By applying these methodological approaches, researchers can comprehensively characterize AK2's specific contributions to mitochondrial function and identify potential therapeutic targets for conditions associated with mitochondrial dysfunction.

How can high-throughput approaches be used to explore AK2 function in different cellular contexts?
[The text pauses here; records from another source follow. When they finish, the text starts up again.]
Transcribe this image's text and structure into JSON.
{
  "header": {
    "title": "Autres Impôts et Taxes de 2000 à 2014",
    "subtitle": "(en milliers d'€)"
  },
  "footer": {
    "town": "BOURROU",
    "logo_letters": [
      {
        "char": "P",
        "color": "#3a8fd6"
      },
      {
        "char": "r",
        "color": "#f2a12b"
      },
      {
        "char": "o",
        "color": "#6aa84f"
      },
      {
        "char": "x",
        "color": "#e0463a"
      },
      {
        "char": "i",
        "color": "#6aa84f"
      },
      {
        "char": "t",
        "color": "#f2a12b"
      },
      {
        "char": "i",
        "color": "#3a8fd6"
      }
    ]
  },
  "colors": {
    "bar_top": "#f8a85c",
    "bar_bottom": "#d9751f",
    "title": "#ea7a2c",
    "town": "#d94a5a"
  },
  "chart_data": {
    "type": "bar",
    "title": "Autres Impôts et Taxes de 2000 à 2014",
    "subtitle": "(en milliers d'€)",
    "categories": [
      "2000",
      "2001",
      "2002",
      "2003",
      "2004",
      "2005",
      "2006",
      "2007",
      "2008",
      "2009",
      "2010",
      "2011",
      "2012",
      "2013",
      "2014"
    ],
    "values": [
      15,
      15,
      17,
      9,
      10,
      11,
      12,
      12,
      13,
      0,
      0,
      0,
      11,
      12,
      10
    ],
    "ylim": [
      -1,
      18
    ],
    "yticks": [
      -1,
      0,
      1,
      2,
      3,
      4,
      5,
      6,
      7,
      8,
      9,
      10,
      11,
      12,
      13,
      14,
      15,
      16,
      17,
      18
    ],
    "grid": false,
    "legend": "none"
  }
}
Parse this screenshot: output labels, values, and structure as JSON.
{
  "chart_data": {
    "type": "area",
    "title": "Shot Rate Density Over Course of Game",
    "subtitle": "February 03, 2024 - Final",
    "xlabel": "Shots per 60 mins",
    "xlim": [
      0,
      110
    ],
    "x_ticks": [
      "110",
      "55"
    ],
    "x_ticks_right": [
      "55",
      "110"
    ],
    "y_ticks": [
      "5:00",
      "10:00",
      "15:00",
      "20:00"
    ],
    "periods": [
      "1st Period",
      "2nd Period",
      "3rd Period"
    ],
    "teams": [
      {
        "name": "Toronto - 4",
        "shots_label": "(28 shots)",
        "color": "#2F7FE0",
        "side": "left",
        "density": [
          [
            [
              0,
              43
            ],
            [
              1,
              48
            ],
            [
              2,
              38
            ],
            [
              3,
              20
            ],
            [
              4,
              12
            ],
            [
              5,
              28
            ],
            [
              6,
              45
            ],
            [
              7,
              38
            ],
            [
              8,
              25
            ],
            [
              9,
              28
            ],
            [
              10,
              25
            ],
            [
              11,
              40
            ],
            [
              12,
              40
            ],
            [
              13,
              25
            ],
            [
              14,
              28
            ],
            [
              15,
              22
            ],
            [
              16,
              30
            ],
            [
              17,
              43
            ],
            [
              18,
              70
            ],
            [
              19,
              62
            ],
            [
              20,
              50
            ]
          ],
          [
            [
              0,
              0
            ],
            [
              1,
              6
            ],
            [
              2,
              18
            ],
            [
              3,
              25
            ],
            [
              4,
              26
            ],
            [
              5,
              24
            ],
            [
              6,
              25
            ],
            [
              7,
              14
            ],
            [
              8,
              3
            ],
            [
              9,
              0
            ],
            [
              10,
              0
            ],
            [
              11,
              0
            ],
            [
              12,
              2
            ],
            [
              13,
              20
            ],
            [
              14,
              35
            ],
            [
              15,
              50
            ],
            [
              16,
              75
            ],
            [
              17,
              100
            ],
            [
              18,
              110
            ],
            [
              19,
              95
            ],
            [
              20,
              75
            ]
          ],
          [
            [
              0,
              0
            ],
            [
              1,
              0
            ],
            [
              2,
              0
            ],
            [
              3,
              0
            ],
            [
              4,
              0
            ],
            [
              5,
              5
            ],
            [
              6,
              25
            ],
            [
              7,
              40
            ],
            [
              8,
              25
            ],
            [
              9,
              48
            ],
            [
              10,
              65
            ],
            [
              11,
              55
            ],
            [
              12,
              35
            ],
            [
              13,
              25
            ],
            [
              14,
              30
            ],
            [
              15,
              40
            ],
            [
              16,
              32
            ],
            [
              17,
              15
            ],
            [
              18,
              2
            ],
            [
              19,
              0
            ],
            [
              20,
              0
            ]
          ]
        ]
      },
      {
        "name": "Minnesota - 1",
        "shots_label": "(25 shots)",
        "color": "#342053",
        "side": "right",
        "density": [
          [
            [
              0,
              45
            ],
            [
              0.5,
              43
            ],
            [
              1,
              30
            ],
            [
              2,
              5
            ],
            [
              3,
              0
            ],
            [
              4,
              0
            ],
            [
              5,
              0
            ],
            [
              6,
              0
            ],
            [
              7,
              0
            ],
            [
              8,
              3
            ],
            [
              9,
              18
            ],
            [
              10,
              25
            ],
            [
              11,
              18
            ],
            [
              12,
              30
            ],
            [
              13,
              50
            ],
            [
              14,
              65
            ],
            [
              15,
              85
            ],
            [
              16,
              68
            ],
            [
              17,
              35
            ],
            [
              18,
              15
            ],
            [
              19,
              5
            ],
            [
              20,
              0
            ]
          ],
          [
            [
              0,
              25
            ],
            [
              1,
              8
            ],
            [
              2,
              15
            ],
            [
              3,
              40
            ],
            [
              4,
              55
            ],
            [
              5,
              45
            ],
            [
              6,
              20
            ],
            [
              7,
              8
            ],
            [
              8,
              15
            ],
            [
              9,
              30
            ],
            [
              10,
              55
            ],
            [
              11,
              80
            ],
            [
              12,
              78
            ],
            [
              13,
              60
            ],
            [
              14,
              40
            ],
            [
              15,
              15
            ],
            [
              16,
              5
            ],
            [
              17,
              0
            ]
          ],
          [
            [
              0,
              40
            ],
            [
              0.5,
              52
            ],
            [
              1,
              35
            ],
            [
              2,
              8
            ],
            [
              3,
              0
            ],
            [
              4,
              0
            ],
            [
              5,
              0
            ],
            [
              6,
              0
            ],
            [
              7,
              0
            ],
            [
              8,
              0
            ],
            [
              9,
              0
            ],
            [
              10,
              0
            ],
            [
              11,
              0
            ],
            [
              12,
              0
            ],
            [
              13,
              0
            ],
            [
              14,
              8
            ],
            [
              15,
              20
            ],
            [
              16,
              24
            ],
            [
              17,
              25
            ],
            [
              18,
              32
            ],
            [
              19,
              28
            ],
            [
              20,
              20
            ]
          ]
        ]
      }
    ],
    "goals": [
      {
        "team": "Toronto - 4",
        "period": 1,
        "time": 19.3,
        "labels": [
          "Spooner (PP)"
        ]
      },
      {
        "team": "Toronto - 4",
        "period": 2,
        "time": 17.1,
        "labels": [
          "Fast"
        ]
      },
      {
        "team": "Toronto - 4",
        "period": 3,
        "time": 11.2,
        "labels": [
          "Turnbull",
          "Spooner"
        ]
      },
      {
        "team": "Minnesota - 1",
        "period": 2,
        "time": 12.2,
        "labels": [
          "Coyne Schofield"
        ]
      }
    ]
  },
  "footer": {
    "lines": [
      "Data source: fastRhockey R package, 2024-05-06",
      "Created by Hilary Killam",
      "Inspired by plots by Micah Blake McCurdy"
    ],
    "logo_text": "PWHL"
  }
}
High-throughput approaches offer powerful tools for comprehensively exploring AK2 function across diverse cellular contexts. Here are methodological strategies for implementing such approaches:

• Genomic and transcriptomic screening strategies:

  • CRISPR-Cas9 screens to identify genes that synthetically interact with AK2

  • RNAi screens to identify modulators of AK2 expression or function

  • Transcriptomic profiling across cell types to correlate AK2 expression with specific cellular functions

  • Single-cell RNA sequencing to identify cell populations with distinctive AK2 expression patterns

• Proteomic approaches for AK2 interaction networks:

  • Affinity purification coupled with mass spectrometry using AK2 antibodies to identify interacting proteins

  • Proximity labeling methods (BioID, APEX) to map the AK2 protein neighborhood

  • Thermal proteome profiling to identify proteins affected by AK2 modulation

  • Cross-linking mass spectrometry to capture transient protein interactions

  • Phosphoproteomics to identify signaling pathways affected by AK2

• High-content imaging platforms:

  • Automated immunofluorescence with AK2 antibodies across cell lines or primary cells

  • Phenotypic profiling following AK2 modulation using automated image analysis

  • Live-cell tracking of mitochondrial parameters in AK2-modulated cells

  • Multi-parameter analysis correlating AK2 localization with cellular functions

• Metabolomic screening approaches:

  • Targeted metabolomics focusing on adenine nucleotides and energy metabolism

  • Untargeted metabolomic profiling to identify broader metabolic changes upon AK2 modulation

  • Stable isotope tracing to track metabolic flux in pathways connected to AK2 function

  • Integration of metabolomic data with transcriptomic and proteomic datasets

• Tissue and organism-level high-throughput analyses:

  • Tissue microarray analysis of AK2 expression across normal and pathological tissues

  • Model organism screens (zebrafish, Drosophila) with AK2 modifications

  • Patient-derived organoid screening for AK2-dependent phenotypes

  • High-throughput flow cytometry to analyze AK2's role in immune cell populations

• Drug and small molecule screening:

  • Compound library screening to identify modulators of AK2 expression or function

  • Targeted screens focusing on compounds affecting mitochondrial function or energy metabolism

  • Screening for molecules that can rescue phenotypes caused by AK2 deficiency

  • Identification of compounds that might synergize with AK2 modulation in disease contexts

By implementing these high-throughput methodological approaches, researchers can rapidly generate comprehensive datasets that illuminate AK2's diverse functions across different cellular contexts, potentially leading to new insights into its roles in normal physiology and disease states.